Ed note: this post originally appeared on the Department of Labor's Work in Progress blog
Today marks the second anniversary of the worst U.S. coal mining disaster in nearly four decades, as well as the single most heartbreaking day of my tenure as U.S. Secretary of Labor. The day after the explosion at Upper Big Branch mine in West Virginia, I went to the site and sat vigil with the family members and loved ones of the miners who were trapped underground. We prayed for a miracle that never came. I will never forget the 29 men who perished in an explosion that ripped through the chambers of the mine, the two miners who were seriously injured, or their loved ones.
Since then, MSHA has introduced tough new practices to counteract the type of misdeeds that were so prevalent at Upper Big Branch under Massey Energy. Joe Main, my assistant secretary of labor for MSHA, testified to Congress last week detailing the steps the agency is taking to make sure that we never again see such a senseless loss of life among miners. Our impact inspection program, which targets mines with chronic compliance problems, is an important new tool in our enforcement efforts. Many of the surprise inspections conducted under this program have forced mine operators to shut down production until they have addressed hazards.
Joe and his team are also making sure that we hold mine operators more accountable. A new rule to be published April 6 and effective in August, requires underground coal mine operators to examine their mines more thoroughly by finding and fixing common violations, including some of those that were cited in the investigation of the UBB mine disaster.
We have more to do. We cannot allow mine operators to hide hazards from inspectors, which was a major problem at many Massey mines. We need stronger criminal penalties for rogue operators who skirt the law, enhanced whistleblower protections so that miners can speak out about safety, and a host of other reforms.

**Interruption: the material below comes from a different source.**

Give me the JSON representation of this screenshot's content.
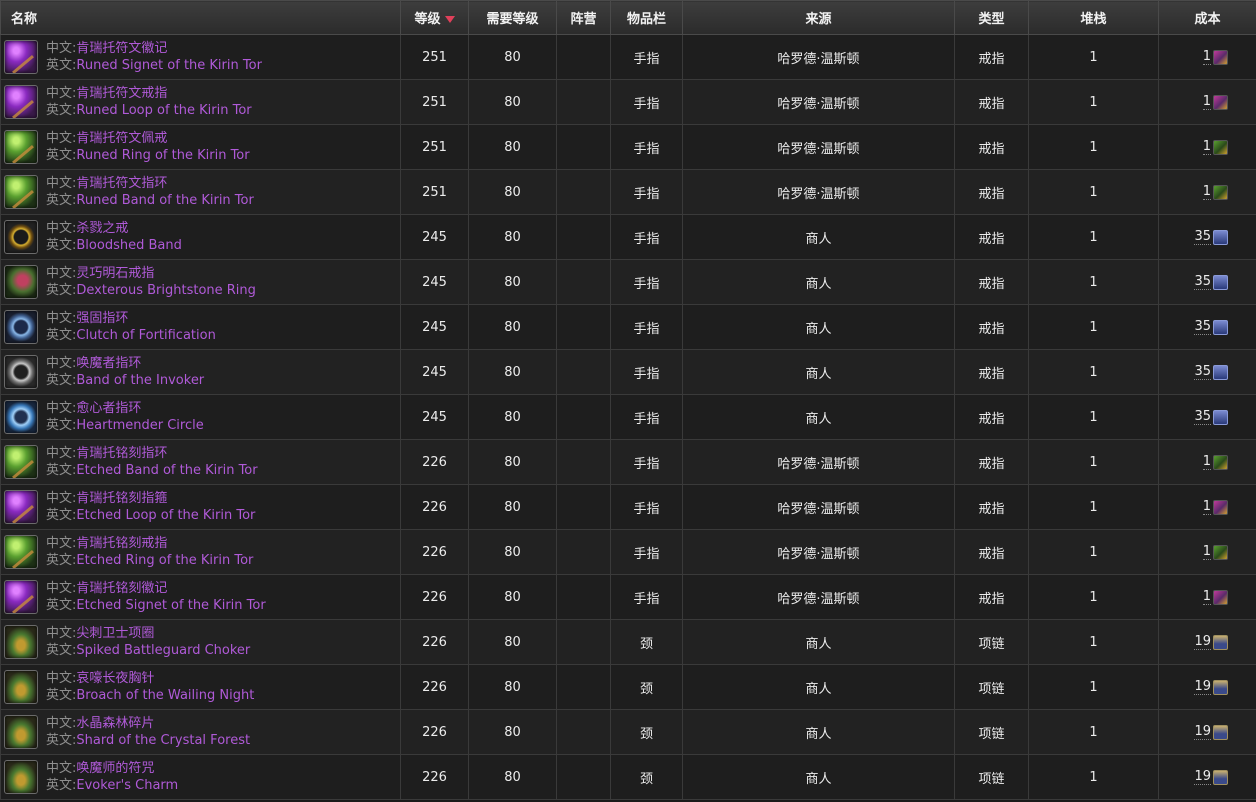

Mines across the country operate productively every day while adhering to sound health and safety programs. There is never an excuse for cutting corners on worker protection. Employers should never put profits over people. If every mine operator meets its legal obligation to ensure the safety and health of its workers, we can prevent another tragedy like Upper Big Branch from ever happening again.
On this sad occasion, I commit to ensuring the full human dignity of every coal miner by pursuing violators with the full force of the law. And I vow that those miners and families who suffered so grievously two years ago – and every day since – will never be far from my thoughts.